Somos tan desiguales que todos llegamos a creer que lo
normal es ser tan desiguales entre nosotros. Asumimos que si otras personas
tienen suerte o mala suerte es un asunto divino, admisible dentro de la
diversidad de la vida. Somos diferentes, pero además somos muy indiferentes a
los que nos rodean, lo que amplía las diferencias. Es Dios o es la suerte. Jodo
qué tranquilidad mental ¿no?
Las desigualdades nos llevan a entender sin parpadear que debe
haber pobres y ricos, gentes muy preparadas y personas sin preparación, ciudadanos
libres totales para gastar pero también esclavos de sus deudas y sus penas. Y
nos van (y nos vamos) acostumbrando a que esto sea así desde siempre y no
podemos torcerlo. Una clara manipulación para que comprendamos positivamente a
los que tienen buen presente, pensando que es el destino —que en parte sí lo es—,
y asumamos que quien no tiene futuro es también por cuestión del destino que
nadie puede modificar.
Pero las desigualdades aumentan por acción del hombre. En la
misma medida de que podrían disminuir por el trabajo de los hombres para
intentarlo. Aunque no queremos implicarnos en ayudar y preferimos escondemos
entre los barros del destino.
—Nos lo hemos ganado— pensamos cuando no somos pobres. ¿Qué
piensan los que no tienen casi nada?
Nosotros, el que escribe esto o lee aquello, tenemos suerte.

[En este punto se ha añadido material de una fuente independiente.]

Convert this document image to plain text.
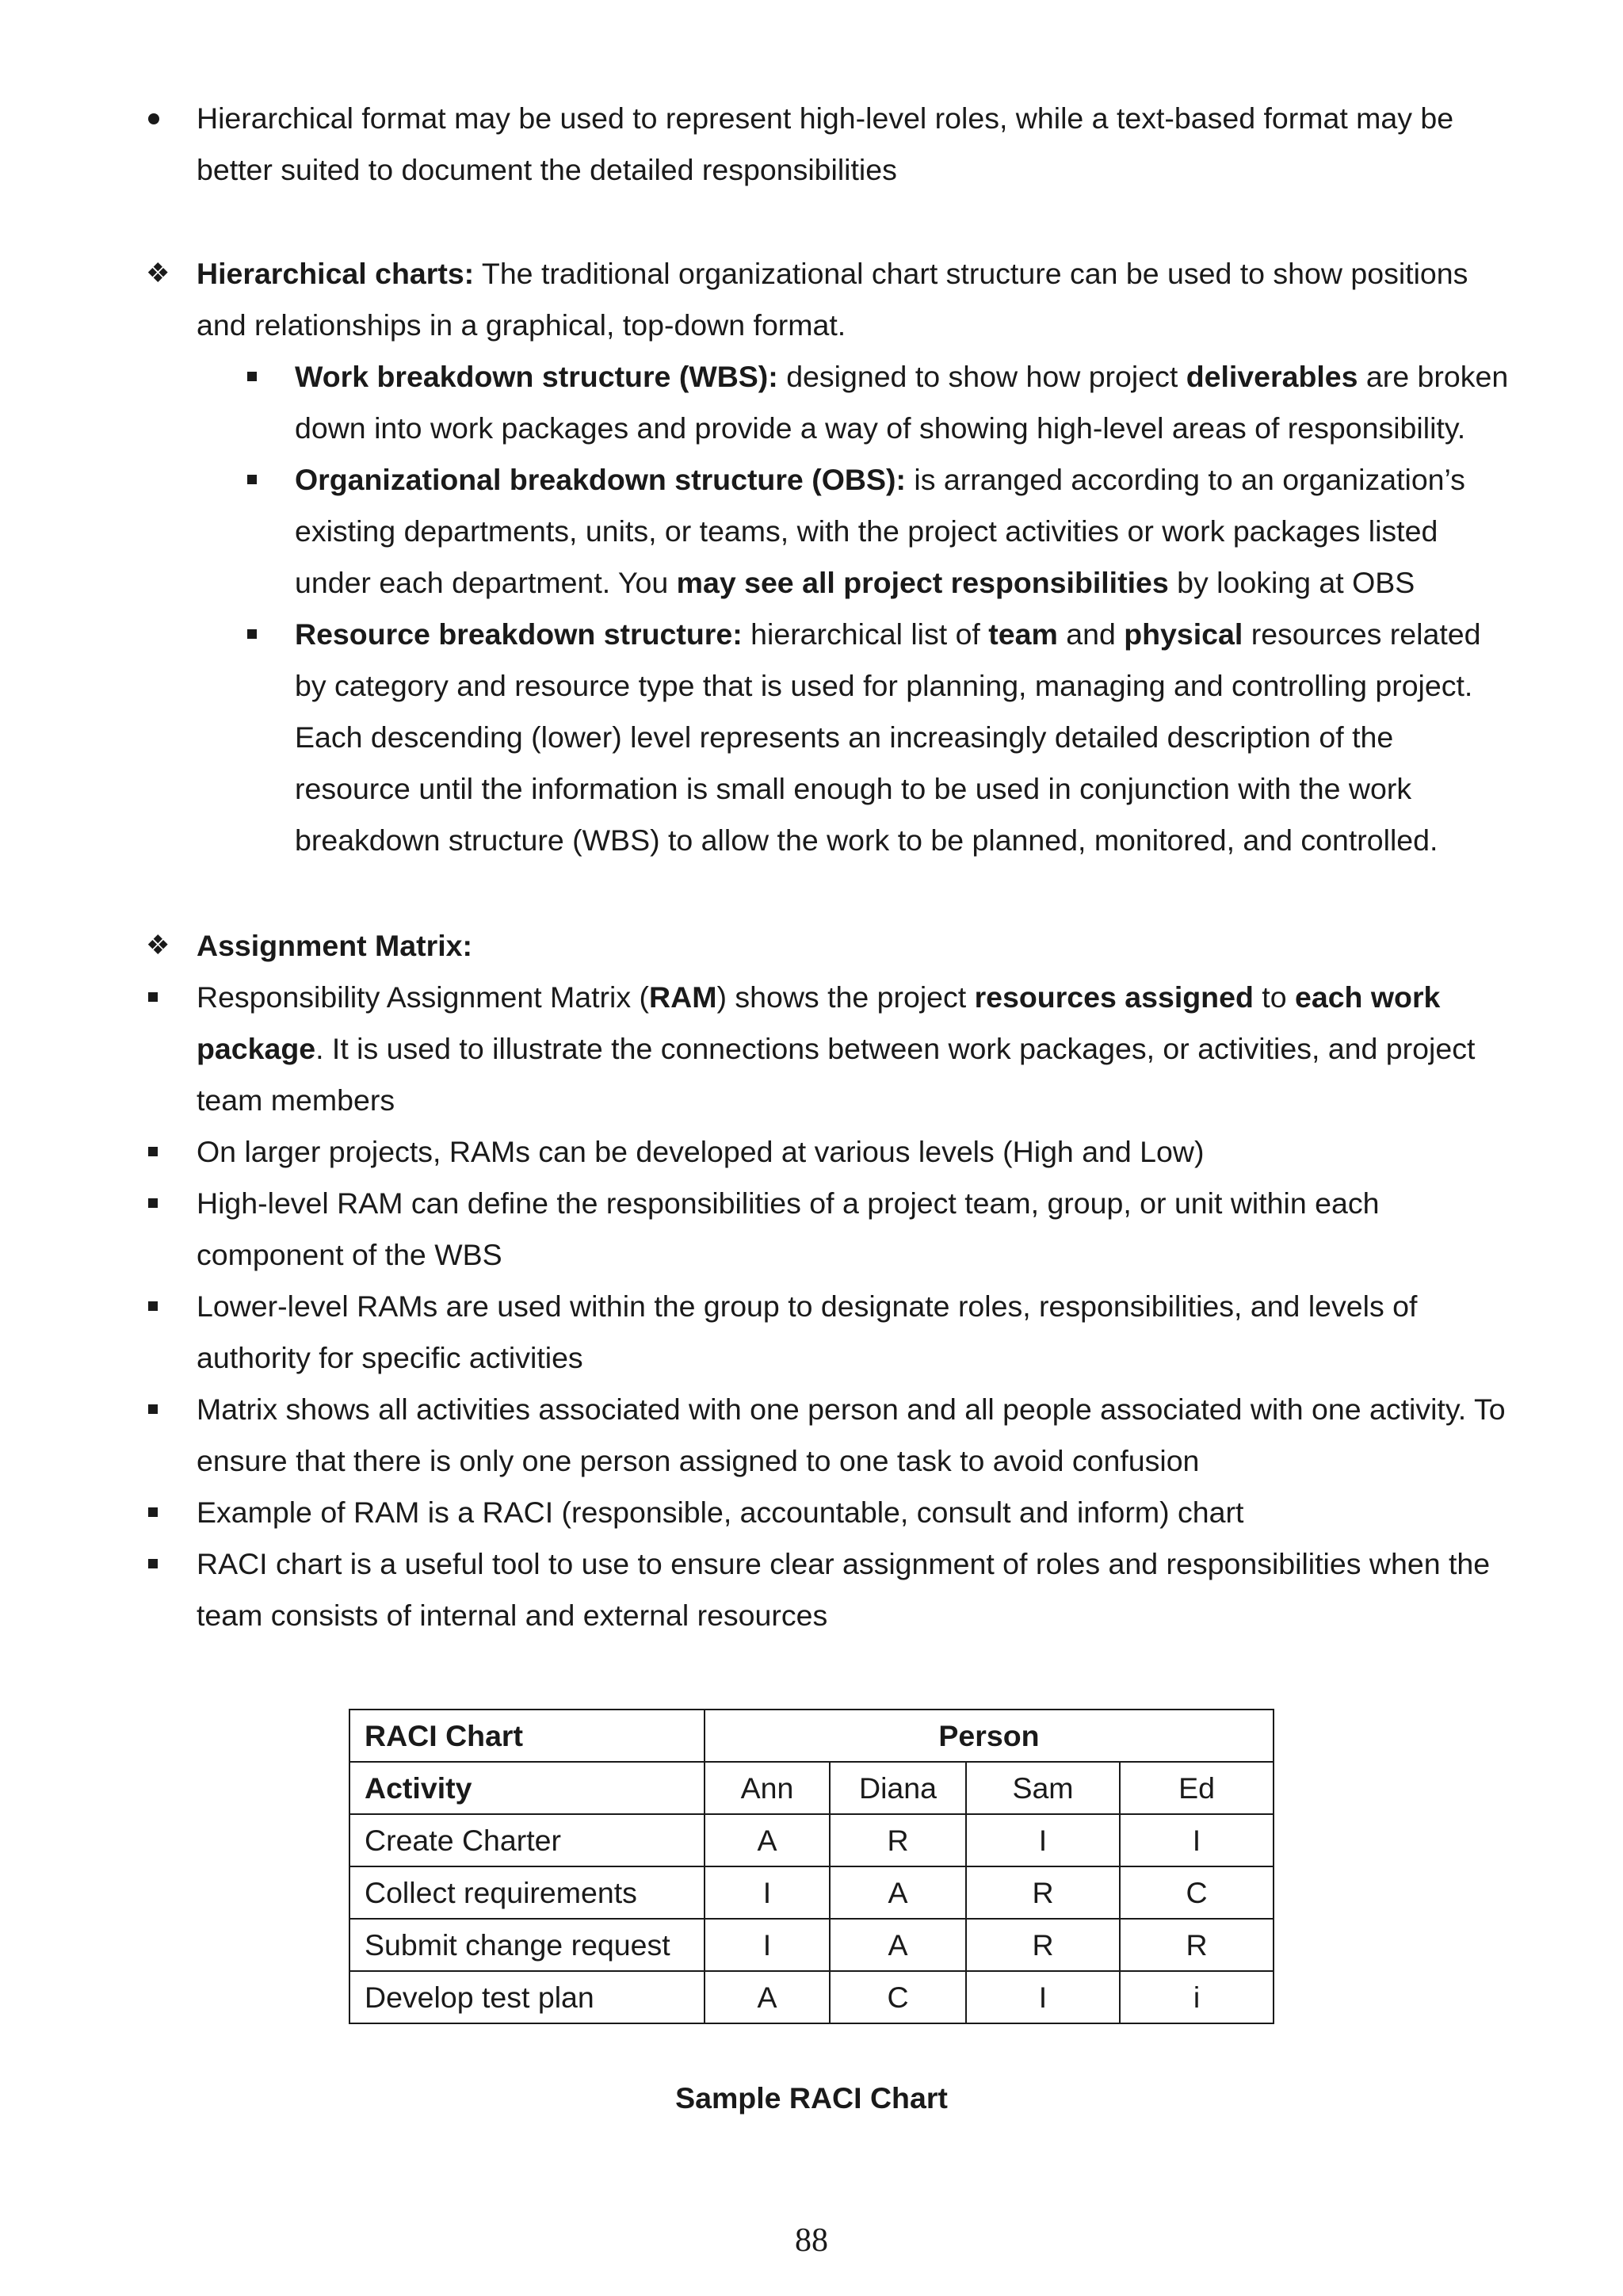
Hierarchical format may be used to represent high-level roles, while a text-based format may be
better suited to document the detailed responsibilities
❖ Hierarchical charts: The traditional organizational chart structure can be used to show positions
and relationships in a graphical, top-down format.
Work breakdown structure (WBS): designed to show how project deliverables are broken
down into work packages and provide a way of showing high-level areas of responsibility.
Organizational breakdown structure (OBS): is arranged according to an organization’s
existing departments, units, or teams, with the project activities or work packages listed
under each department. You may see all project responsibilities by looking at OBS
Resource breakdown structure: hierarchical list of team and physical resources related
by category and resource type that is used for planning, managing and controlling project.
Each descending (lower) level represents an increasingly detailed description of the
resource until the information is small enough to be used in conjunction with the work
breakdown structure (WBS) to allow the work to be planned, monitored, and controlled.
❖ Assignment Matrix:
Responsibility Assignment Matrix (RAM) shows the project resources assigned to each work
package. It is used to illustrate the connections between work packages, or activities, and project
team members
On larger projects, RAMs can be developed at various levels (High and Low)
High-level RAM can define the responsibilities of a project team, group, or unit within each
component of the WBS
Lower-level RAMs are used within the group to designate roles, responsibilities, and levels of
authority for specific activities
Matrix shows all activities associated with one person and all people associated with one activity. To
ensure that there is only one person assigned to one task to avoid confusion
Example of RAM is a RACI (responsible, accountable, consult and inform) chart
RACI chart is a useful tool to use to ensure clear assignment of roles and responsibilities when the
team consists of internal and external resources
RACI Chart	Person			
Activity	Ann	Diana	Sam	Ed
Create Charter	A	R	I	I
Collect requirements	I	A	R	C
Submit change request	I	A	R	R
Develop test plan	A	C	I	i
Sample RACI Chart
88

Más o menos suerte, pero suficiente. Hay tantos grados y tipos de pobreza que
pensar en no hacer nada es salvaje, es recordarnos como animales gregarios, que
intentan y desean que otros animales no tengan fuerza para defenderse y así
nosotros ser más fuertes aunque seamos débiles.
Seguimos siendo indiferentes para admitir que somos diferentes, pues nosotros, los que opinamos y leemos, somos de los diferentes elegidos por la suerte divina.